NOTWITHSTANDING THIS REPORT OR ANY DISCUSSIONS CONCERNING A LOT, ALL LOTS ARE OFFERED AND SOLD AS IS" IN ACCORDANCE WITH THE CONDITIONS OF BUSINESS PRINTED IN THE SALE CATALOGUE."

Catalogue Note

Le service Penthièvre-Orléans

Le commanditaire à l'origine du superbe service Penthièvre-Orléans est très probablement un Anglais du nom d'Henry Janssen. Suite à des déboires financiers, il est contraint de vendre cet ensemble au comte de Toulouse, Louis-Alexandre de Bourbon (1678-1737), ou peut-être à son frère, le duc du Maine, tous deux fils légitimés du roi Louis XIV et de la marquise de Montespan. Le comte d'Eu, fils du duc du Maine, n'a pas de descendant et son cousin le duc de Penthièvre, fils du comte de Toulouse, est son héritier. A la mort du duc, sa fille, Louise Marie Adélaïde, épouse de Philippe-Egalité, hérite du service qui arrive ainsi dans la maison d'Orléans. Louis-Philippe, roi des Français de 1830 à 1848, en hérite à son tour de sa mère. Il fait alors restaurer le service et apposer ses armes par l'orfèvre Jean-Baptiste-Claude Odiot vers 1821. Il en profite pour commander à l'orfèvre de nouvelles pièces davantage au goût du jour (voir par exemple Sotheby's Paris, 10 juin 2004, n° 205, 206 et 207).
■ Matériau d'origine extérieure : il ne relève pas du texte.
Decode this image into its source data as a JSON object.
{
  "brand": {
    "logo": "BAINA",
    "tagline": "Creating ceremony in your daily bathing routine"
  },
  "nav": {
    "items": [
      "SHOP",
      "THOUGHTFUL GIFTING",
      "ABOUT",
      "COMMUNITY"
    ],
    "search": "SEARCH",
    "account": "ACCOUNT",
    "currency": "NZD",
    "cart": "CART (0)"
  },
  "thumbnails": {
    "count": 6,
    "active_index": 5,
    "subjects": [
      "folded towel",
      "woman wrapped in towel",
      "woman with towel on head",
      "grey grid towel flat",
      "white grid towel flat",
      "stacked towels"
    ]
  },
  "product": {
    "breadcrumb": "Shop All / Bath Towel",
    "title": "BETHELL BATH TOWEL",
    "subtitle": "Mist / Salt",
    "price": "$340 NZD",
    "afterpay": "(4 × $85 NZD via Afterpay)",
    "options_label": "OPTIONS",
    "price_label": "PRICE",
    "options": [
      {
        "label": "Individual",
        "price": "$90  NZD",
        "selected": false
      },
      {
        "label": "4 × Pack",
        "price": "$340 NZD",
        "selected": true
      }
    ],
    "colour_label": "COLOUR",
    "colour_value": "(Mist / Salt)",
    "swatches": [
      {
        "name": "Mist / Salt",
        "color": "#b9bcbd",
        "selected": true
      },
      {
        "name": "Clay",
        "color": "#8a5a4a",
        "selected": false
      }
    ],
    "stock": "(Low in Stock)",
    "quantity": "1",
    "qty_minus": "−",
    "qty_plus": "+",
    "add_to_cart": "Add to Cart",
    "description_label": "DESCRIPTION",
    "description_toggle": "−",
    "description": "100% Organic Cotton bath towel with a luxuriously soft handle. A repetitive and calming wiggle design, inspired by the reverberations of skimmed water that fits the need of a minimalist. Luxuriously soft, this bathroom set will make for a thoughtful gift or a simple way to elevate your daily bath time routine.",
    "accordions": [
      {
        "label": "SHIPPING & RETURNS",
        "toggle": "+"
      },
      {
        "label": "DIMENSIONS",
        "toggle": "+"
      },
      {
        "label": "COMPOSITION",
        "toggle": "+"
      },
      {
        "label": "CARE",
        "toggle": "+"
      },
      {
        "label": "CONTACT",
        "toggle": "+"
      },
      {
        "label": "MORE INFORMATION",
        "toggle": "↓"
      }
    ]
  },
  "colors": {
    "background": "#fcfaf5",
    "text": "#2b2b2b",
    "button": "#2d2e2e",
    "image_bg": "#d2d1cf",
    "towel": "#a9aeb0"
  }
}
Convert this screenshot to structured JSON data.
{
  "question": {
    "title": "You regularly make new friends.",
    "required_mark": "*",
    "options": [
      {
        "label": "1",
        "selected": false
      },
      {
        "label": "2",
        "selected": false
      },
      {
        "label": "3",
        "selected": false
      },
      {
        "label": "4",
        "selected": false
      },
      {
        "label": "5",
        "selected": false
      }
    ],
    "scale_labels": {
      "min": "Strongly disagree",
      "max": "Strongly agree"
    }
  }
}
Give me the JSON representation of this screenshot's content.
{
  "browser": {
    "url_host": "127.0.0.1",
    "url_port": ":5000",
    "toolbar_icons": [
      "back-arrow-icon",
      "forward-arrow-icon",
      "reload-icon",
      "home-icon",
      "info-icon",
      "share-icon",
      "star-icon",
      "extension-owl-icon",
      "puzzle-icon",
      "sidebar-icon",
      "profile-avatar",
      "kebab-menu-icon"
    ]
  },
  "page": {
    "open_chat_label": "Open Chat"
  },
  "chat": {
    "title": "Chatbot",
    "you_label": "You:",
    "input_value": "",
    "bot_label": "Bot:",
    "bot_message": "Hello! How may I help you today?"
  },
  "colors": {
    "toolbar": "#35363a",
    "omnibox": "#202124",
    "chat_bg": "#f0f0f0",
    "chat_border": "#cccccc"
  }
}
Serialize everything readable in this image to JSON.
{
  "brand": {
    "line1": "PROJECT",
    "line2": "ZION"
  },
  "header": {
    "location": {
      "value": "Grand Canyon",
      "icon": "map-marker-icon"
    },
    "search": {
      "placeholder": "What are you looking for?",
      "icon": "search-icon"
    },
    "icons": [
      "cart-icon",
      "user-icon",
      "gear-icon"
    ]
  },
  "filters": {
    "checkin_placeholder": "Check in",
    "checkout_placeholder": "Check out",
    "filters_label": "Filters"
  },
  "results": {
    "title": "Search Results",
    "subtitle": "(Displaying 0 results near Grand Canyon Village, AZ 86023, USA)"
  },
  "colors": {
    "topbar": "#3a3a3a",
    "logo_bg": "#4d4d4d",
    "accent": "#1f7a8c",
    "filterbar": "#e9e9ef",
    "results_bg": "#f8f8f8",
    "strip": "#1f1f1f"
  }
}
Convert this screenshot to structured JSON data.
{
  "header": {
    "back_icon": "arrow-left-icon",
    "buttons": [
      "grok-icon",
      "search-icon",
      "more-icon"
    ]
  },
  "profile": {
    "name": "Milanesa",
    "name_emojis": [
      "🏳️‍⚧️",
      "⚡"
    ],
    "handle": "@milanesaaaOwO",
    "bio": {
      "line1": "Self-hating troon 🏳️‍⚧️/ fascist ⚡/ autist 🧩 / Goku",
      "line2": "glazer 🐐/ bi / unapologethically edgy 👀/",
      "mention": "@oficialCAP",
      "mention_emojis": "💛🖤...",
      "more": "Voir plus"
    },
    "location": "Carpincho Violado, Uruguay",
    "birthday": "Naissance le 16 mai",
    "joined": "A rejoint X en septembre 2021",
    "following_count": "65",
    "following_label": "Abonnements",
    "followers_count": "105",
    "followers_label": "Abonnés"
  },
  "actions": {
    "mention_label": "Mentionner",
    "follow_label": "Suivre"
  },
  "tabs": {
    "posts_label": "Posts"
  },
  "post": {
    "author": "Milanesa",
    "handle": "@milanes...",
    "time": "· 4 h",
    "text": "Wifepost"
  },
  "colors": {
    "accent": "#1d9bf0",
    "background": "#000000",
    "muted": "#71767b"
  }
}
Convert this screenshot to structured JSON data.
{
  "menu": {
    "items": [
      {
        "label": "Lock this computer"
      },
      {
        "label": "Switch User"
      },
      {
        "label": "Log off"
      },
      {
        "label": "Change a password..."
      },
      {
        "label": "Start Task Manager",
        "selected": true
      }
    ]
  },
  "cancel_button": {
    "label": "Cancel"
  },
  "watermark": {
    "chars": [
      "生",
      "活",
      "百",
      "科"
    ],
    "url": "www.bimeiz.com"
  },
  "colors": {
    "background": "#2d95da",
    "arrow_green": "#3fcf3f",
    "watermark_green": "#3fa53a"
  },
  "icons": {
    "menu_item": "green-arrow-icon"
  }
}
En conséquence du passage vers 1809 du service à la Française au service à la Russe, il fait transformer les cloches couvre-plats réalisées par Durant, en couvercles de légumier.

Il s'agit aujourd'hui de l'unique service royal français en argent qui nous soit parvenu, dont la quasi-totalité est conservée dans de grandes collections publiques (Musée du Louvre, Metropolitan Museum, Fondation Gulbenkian, musées de Détroit et Philadelphie, musées royaux d'Art et d'Histoire de Bruxelles)2, les pièces restantes demeurant dans quelques grandes collections privées.

Parmi les cloches couvre-plats, seules restent en mains privées la paire de grandes cloches rondes et une ronde couvrant un pot à oille mis en vente chez Sotheby's à Londres le 6 juillet 2016. En ce qui concerne les autres couvercles de cette forme et de cette taille, l’un est conservé aux Musées Royaux d’Art et d’Histoire de Bruxelles (Fig.4), le dernier au musée du Louvre (fig. 5).

Le couvercle ici présenté appartient à ce fameux service Penthièvre-Orléans "miraculeusement préservé … aujourd’hui le seul ensemble qui permette d’apprécier la splendeur, l’éclat et le raffinement de l’argenterie de la cour de France".1

Contrairement aux autres services royaux français, celui de Penthièvre-Orléans a survécu à la révolution et au besoin récurrent de l’Etat en argent liquide, lorsqu’était attendu des privilégiés qu’ils donnent leur argenterie afin d’en battre monnaie.  D’une façon ou d’une autre, il a également survécu aux fontes consécutives et aux changements de mode, comme en atteste ce témoignage du milieu du XVIIIe siècle, "ces fontes déplorables étaient extrêmement fréquentes et on peut affirmer que les orfèvres de Louis XV ont détruit presque autant d’objets qu’ils produisirent" 3.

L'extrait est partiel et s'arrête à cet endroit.